For an early access game, I was surprised by how smooth Tabletop Gods is and the fact that I didn’t encounter any bugs.

On top of that, all of the menus were quite pleasant to navigate. They were presented via an unraveling scroll with a gorgeous temple in the background and the game’s use of vibrant colors creates an enchanting quality. I especially love all of the units, as they’re a wonderfully cartoonish iteration of standard high fantasy designs. In a game like Dark Souls, skeletons take on nightmarish qualities, but in Tabletop Gods they’re comical, with features like crossed out eyes and an unhinged slab for a jaw.
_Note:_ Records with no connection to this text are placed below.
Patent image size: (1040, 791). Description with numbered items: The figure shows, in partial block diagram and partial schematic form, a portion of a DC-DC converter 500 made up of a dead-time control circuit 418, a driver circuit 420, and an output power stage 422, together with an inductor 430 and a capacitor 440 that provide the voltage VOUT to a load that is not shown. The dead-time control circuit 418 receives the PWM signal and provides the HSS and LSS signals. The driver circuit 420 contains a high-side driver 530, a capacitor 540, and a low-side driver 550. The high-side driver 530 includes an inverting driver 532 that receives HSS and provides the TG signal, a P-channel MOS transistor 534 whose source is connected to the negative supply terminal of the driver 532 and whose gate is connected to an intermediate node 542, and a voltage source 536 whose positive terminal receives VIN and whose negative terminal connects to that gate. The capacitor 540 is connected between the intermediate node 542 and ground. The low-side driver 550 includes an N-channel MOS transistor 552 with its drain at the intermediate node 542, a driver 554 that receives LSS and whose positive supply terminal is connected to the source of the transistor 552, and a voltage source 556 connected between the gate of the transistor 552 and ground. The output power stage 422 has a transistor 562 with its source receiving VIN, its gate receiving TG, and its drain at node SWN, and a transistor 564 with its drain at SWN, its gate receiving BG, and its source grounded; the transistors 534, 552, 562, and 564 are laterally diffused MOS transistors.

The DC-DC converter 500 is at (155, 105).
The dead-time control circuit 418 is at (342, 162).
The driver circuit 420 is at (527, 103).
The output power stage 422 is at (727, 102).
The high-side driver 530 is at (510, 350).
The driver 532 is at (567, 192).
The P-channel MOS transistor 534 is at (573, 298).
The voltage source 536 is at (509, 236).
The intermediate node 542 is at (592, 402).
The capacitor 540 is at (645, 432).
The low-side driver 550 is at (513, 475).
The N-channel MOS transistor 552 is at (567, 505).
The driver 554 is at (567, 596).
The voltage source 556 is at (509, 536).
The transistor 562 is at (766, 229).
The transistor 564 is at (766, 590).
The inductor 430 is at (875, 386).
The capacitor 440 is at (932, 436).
It was also quite fun to navigate the Codex and admire all of the quirky illustrations created for the different units, towers, spells, and traps because they add to the silly nature of the graphical style.


It’s unfortunate that Tabletop Gods ($19.99) isn’t getting much traction, as it’s cleverly designed, rather pretty, and generally engaging. It’s exciting to wonder what the future holds for this game, as I’m sure I’ll be revisiting it frequently. With a couple of extra factions, some more maps, and match customization, it should be well worth its price.